Es interesante, al evocar la obra de este artista, situar antes que su pintura, que es el medio en que se ha popularizado en mayor medida, su escultura. Algún ejemplo tenemos al aire libre de Madrid. He allí a una de las “gordas” boterianas. No sólo de frente, como en sus lienzos, sino en todas sus dimensiones. Las carnes son abundantes pero no deformes. Están ordenadas y expuestas con una placidez que ahuyenta cualquier provocación. Son sólo cuanto son, en su orgullosa vulgaridad, y nada hacen para que admiremos sus gestos porque no los tienen. Están expuestas al sol que obtiene de sus líneas y superficies unos destellos como de piel recién lavada, con su perfume original y una tersura que el bronce convierte en el pudor donde la epidermis parece oficiar de vestimenta.
Esta imagen permite rever su pintura. Allí la mujer puede ser una matrona doméstica pueblerina o ser la que habita las alcobas de la antigua profesión. En ningún ejemplo hay procacidad sino la exposición digamos que de oficio, ya que no de profesión. La señora y la hetaira comparten su quietud, acaso porque saben que el pintor las ha convertido en una obra de arte.
El dibujo de línea, casi sin sombras, remite al arte ingenuista, el naïf. No obstante, la composición dista de ser ingenua. Hay un plano próximo y otro lejano. El pintor ha visto las composiciones del Cuatrocientos, también lineales, de planos ordenados, también carentes de sombras. Los cuerpos reunidos evocan las armonías de las ninfas y las diosas de los idilios neoclásicos. Sólo un detalle matiza a estos personajes. Son las miradas de ojos anchamente abiertos, con algo del asombro primario. Están levemente sorprendidas de que las estemos mirando.

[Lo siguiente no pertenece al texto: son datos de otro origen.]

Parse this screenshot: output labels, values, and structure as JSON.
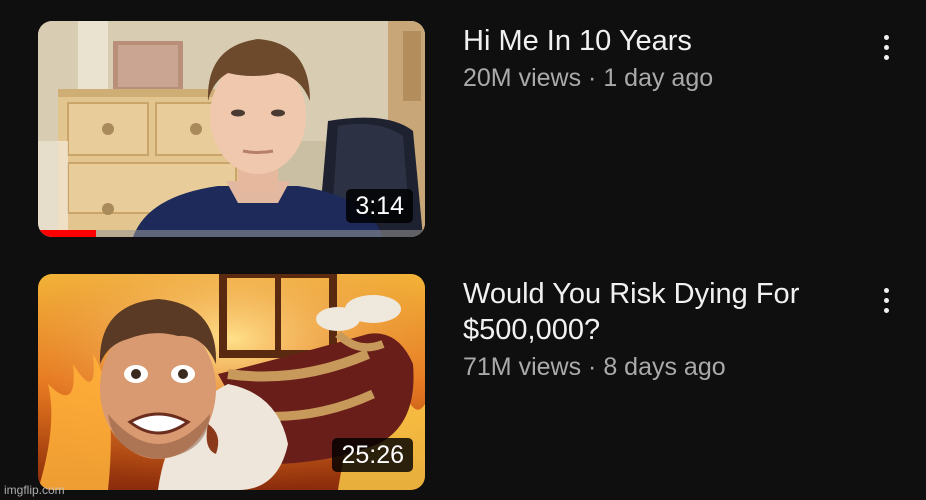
{
  "videos": [
    {
      "title": "Hi Me In 10 Years",
      "views": "20M views",
      "age": "1 day ago",
      "separator": "·",
      "duration": "3:14",
      "progress_fraction": 0.15,
      "thumbnail": "young man seated in bedroom in front of wooden dresser",
      "more_icon": "three-dot-vertical-icon"
    },
    {
      "title": "Would You Risk Dying For $500,000?",
      "views": "71M views",
      "age": "8 days ago",
      "separator": "·",
      "duration": "25:26",
      "thumbnail": "man tied with rope inside a burning room",
      "more_icon": "three-dot-vertical-icon"
    }
  ],
  "watermark": "imgflip.com",
  "colors": {
    "background": "#0f0f0f",
    "title": "#f1f1f1",
    "meta": "#aaaaaa",
    "progress": "#ff0000"
  }
}
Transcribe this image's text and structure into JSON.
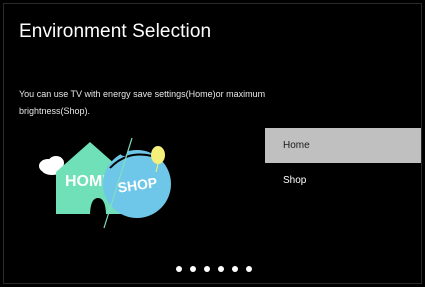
{
  "screen": {
    "title": "Environment Selection",
    "description": "You can use TV with energy save settings(Home)or maximum brightness(Shop)."
  },
  "illustration": {
    "home_label": "HOME",
    "shop_label": "SHOP",
    "colors": {
      "home": "#6fe0b8",
      "shop": "#6ec6e8",
      "balloon": "#f4f07a",
      "line": "#7fe0c0"
    }
  },
  "menu": {
    "items": [
      {
        "label": "Home",
        "selected": true
      },
      {
        "label": "Shop",
        "selected": false
      }
    ],
    "selected_color": "#c0c0c0"
  },
  "pagination": {
    "count": 6,
    "icon": "page-dot-icon"
  }
}
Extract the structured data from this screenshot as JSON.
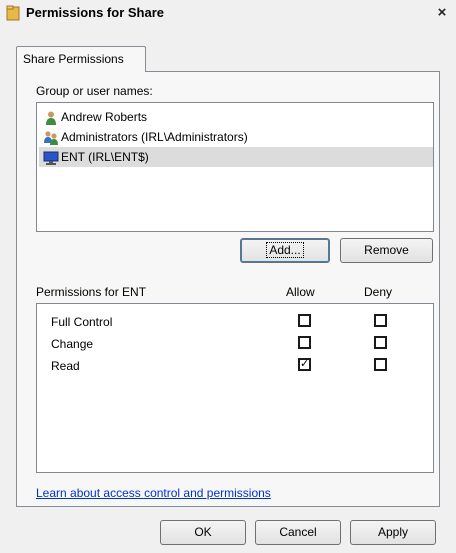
{
  "window": {
    "title": "Permissions for Share",
    "close_glyph": "×"
  },
  "tab": {
    "label": "Share Permissions"
  },
  "groups": {
    "label": "Group or user names:",
    "users": [
      {
        "name": "Andrew Roberts",
        "icon": "user-icon"
      },
      {
        "name": "Administrators (IRL\\Administrators)",
        "icon": "group-icon"
      },
      {
        "name": "ENT (IRL\\ENT$)",
        "icon": "computer-icon",
        "selected": true
      }
    ]
  },
  "buttons": {
    "add": "Add...",
    "remove": "Remove",
    "ok": "OK",
    "cancel": "Cancel",
    "apply": "Apply"
  },
  "permissions": {
    "label": "Permissions for ENT",
    "allow_header": "Allow",
    "deny_header": "Deny",
    "rows": [
      {
        "name": "Full Control",
        "allow": false,
        "deny": false
      },
      {
        "name": "Change",
        "allow": false,
        "deny": false
      },
      {
        "name": "Read",
        "allow": true,
        "deny": false
      }
    ]
  },
  "help_link": "Learn about access control and permissions"
}
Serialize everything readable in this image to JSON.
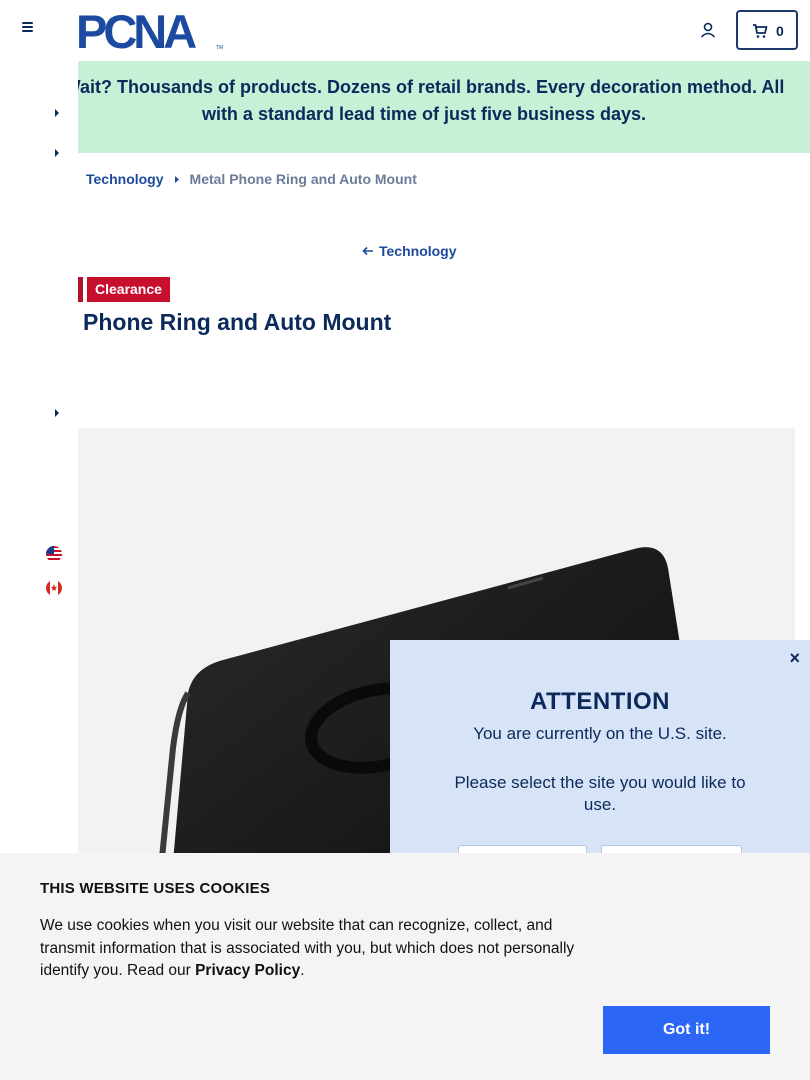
{
  "header": {
    "logo_text": "PCNA",
    "cart_count": "0"
  },
  "promo": {
    "text": "Wait? Thousands of products. Dozens of retail brands. Every decoration method. All with a standard lead time of just five business days."
  },
  "breadcrumb": {
    "items": [
      "Technology",
      "Metal Phone Ring and Auto Mount"
    ]
  },
  "back_link": "Technology",
  "badge": "Clearance",
  "product": {
    "title": "Phone Ring and Auto Mount"
  },
  "attention_modal": {
    "close": "×",
    "heading": "ATTENTION",
    "current_site": "You are currently on the U.S. site.",
    "prompt": "Please select the site you would like to use."
  },
  "cookie_banner": {
    "title": "THIS WEBSITE USES COOKIES",
    "text_before": "We use cookies when you visit our website that can recognize, collect, and transmit information that is associated with you, but which does not personally identify you. Read our ",
    "link": "Privacy Policy",
    "text_after": ".",
    "button": "Got it!"
  },
  "colors": {
    "navy": "#0b2a5b",
    "promo_bg": "#c7f0d6",
    "clearance_red": "#c8102e",
    "modal_bg": "#d7e3f6",
    "cookie_button": "#2c66f5"
  }
}
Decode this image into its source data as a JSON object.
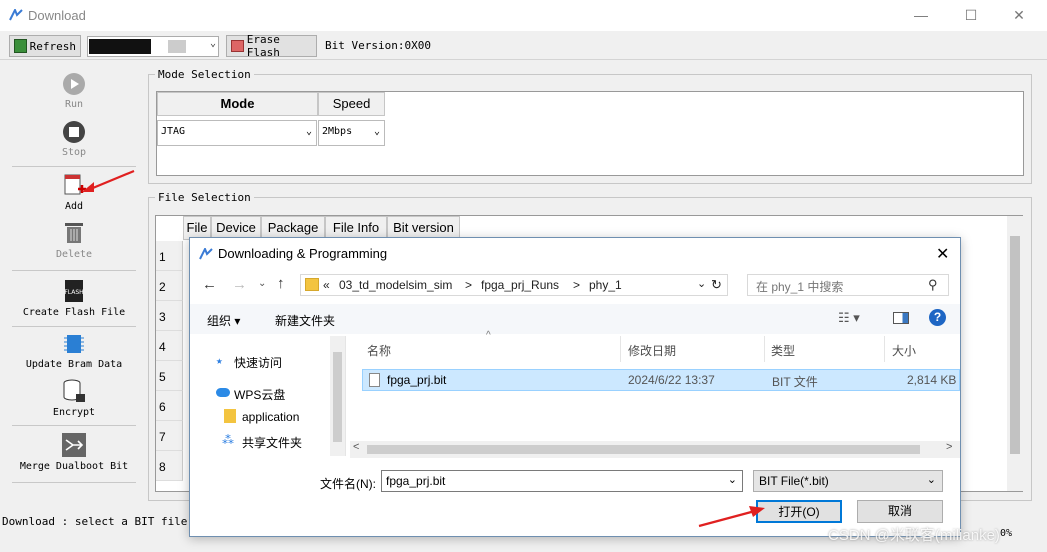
{
  "window": {
    "title": "Download",
    "min": "—",
    "max": "☐",
    "close": "✕"
  },
  "toolbar": {
    "refresh": "Refresh",
    "erase": "Erase Flash",
    "bit_version": "Bit Version:0X00"
  },
  "sidebar": {
    "run": "Run",
    "stop": "Stop",
    "add": "Add",
    "delete": "Delete",
    "create_flash": "Create Flash File",
    "update_bram": "Update Bram Data",
    "encrypt": "Encrypt",
    "merge": "Merge Dualboot Bit"
  },
  "mode_selection": {
    "title": "Mode Selection",
    "col_mode": "Mode",
    "col_speed": "Speed",
    "mode_value": "JTAG",
    "speed_value": "2Mbps"
  },
  "file_selection": {
    "title": "File Selection",
    "columns": [
      "File",
      "Device",
      "Package",
      "File Info",
      "Bit version"
    ],
    "rows": [
      "1",
      "2",
      "3",
      "4",
      "5",
      "6",
      "7",
      "8"
    ]
  },
  "status": {
    "text": "Download : select a BIT file in",
    "right": "0%"
  },
  "dialog": {
    "title": "Downloading & Programming",
    "breadcrumb": [
      "«",
      "03_td_modelsim_sim",
      ">",
      "fpga_prj_Runs",
      ">",
      "phy_1"
    ],
    "search_placeholder": "在 phy_1 中搜索",
    "organize": "组织 ▾",
    "new_folder": "新建文件夹",
    "nav": [
      "快速访问",
      "WPS云盘",
      "application",
      "共享文件夹"
    ],
    "columns": {
      "name": "名称",
      "date": "修改日期",
      "type": "类型",
      "size": "大小"
    },
    "file": {
      "name": "fpga_prj.bit",
      "date": "2024/6/22 13:37",
      "type": "BIT 文件",
      "size": "2,814 KB"
    },
    "filename_label": "文件名(N):",
    "filename_value": "fpga_prj.bit",
    "filetype": "BIT File(*.bit)",
    "open": "打开(O)",
    "cancel": "取消"
  },
  "watermark": "CSDN @米联客(milianke)",
  "colors": {
    "accent": "#0078d7",
    "annotation": "#e02020",
    "selected": "#cce8ff"
  }
}
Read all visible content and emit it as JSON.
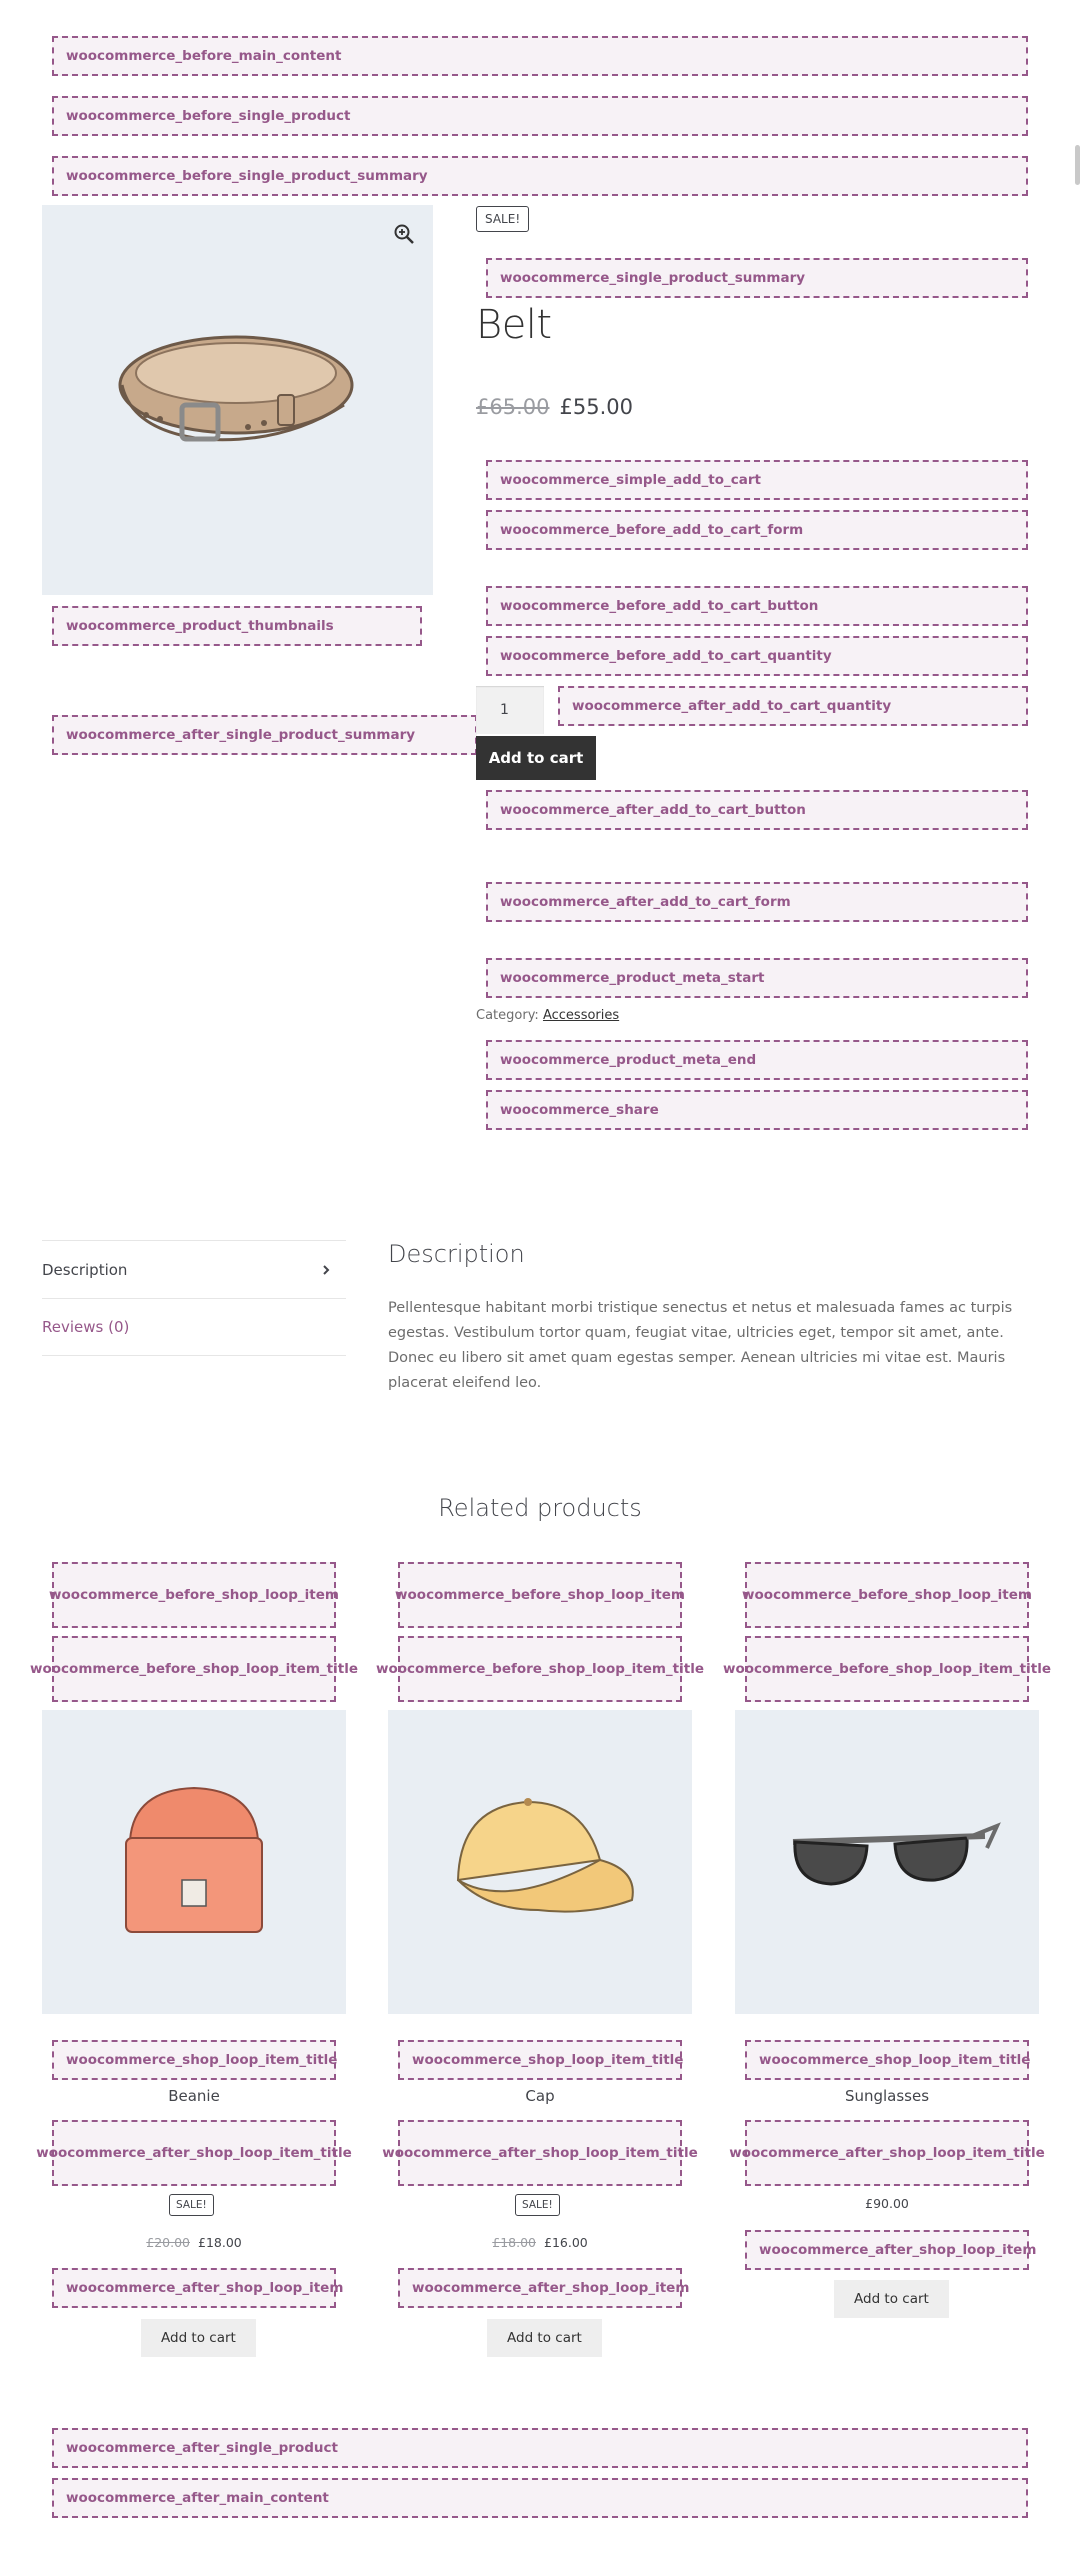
{
  "hooks": {
    "before_main_content": "woocommerce_before_main_content",
    "before_single_product": "woocommerce_before_single_product",
    "before_single_product_summary": "woocommerce_before_single_product_summary",
    "single_product_summary": "woocommerce_single_product_summary",
    "simple_add_to_cart": "woocommerce_simple_add_to_cart",
    "before_add_to_cart_form": "woocommerce_before_add_to_cart_form",
    "before_add_to_cart_button": "woocommerce_before_add_to_cart_button",
    "before_add_to_cart_quantity": "woocommerce_before_add_to_cart_quantity",
    "after_add_to_cart_quantity": "woocommerce_after_add_to_cart_quantity",
    "after_add_to_cart_button": "woocommerce_after_add_to_cart_button",
    "after_add_to_cart_form": "woocommerce_after_add_to_cart_form",
    "product_meta_start": "woocommerce_product_meta_start",
    "product_meta_end": "woocommerce_product_meta_end",
    "share": "woocommerce_share",
    "product_thumbnails": "woocommerce_product_thumbnails",
    "after_single_product_summary": "woocommerce_after_single_product_summary",
    "before_shop_loop_item": "woocommerce_before_shop_loop_item",
    "before_shop_loop_item_title": "woocommerce_before_shop_loop_item_title",
    "shop_loop_item_title": "woocommerce_shop_loop_item_title",
    "after_shop_loop_item_title": "woocommerce_after_shop_loop_item_title",
    "after_shop_loop_item": "woocommerce_after_shop_loop_item",
    "after_single_product": "woocommerce_after_single_product",
    "after_main_content": "woocommerce_after_main_content"
  },
  "product": {
    "sale_badge": "SALE!",
    "title": "Belt",
    "regular_price": "£65.00",
    "sale_price": "£55.00",
    "quantity": "1",
    "add_to_cart": "Add to cart",
    "category_label": "Category:",
    "category": "Accessories"
  },
  "tabs": {
    "description": "Description",
    "reviews": "Reviews (0)"
  },
  "description": {
    "title": "Description",
    "text": "Pellentesque habitant morbi tristique senectus et netus et malesuada fames ac turpis egestas. Vestibulum tortor quam, feugiat vitae, ultricies eget, tempor sit amet, ante. Donec eu libero sit amet quam egestas semper. Aenean ultricies mi vitae est. Mauris placerat eleifend leo."
  },
  "related": {
    "title": "Related products",
    "items": [
      {
        "name": "Beanie",
        "sale_badge": "SALE!",
        "regular_price": "£20.00",
        "price": "£18.00",
        "button": "Add to cart"
      },
      {
        "name": "Cap",
        "sale_badge": "SALE!",
        "regular_price": "£18.00",
        "price": "£16.00",
        "button": "Add to cart"
      },
      {
        "name": "Sunglasses",
        "price": "£90.00",
        "button": "Add to cart"
      }
    ]
  },
  "icons": {
    "zoom": "zoom-in-icon",
    "chevron": "chevron-right-icon"
  },
  "colors": {
    "hook_accent": "#96588a",
    "hook_background": "#f7f2f6",
    "image_background": "#e9eef3",
    "button_dark": "#333333"
  }
}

Esta constancia de la mirada atónita, inexpresiva, estática, nos lleva al origen del deseo, que es la infancia. Los ojos del niño ven por primera vez el mundo, lleno de objetos deseables que desconoce. Son las miradas del descubrimiento. No ven las cosas porque no las distinguen sino que ven con pureza, tal si el mundo acabase de ser creado. En este cruce de memoria académica y apariencia naïve trabaja la sapiencia de Botero. Por eso sus “gordas” de bronce pueden yacer con acabado señorío en una calle de la ciudad superpoblada, bajo un sol que convierte su resplandor moreno en una joya de grandes proporciones, el cuerpo humano. No son el arquetipo del cuerpo bello sino la evidencia del cuerpo gregario, del cuerpo de cualquiera, el de todas y todos. Son nuestros cuerpos, en la inmovilidad perdurable de la obra de arte.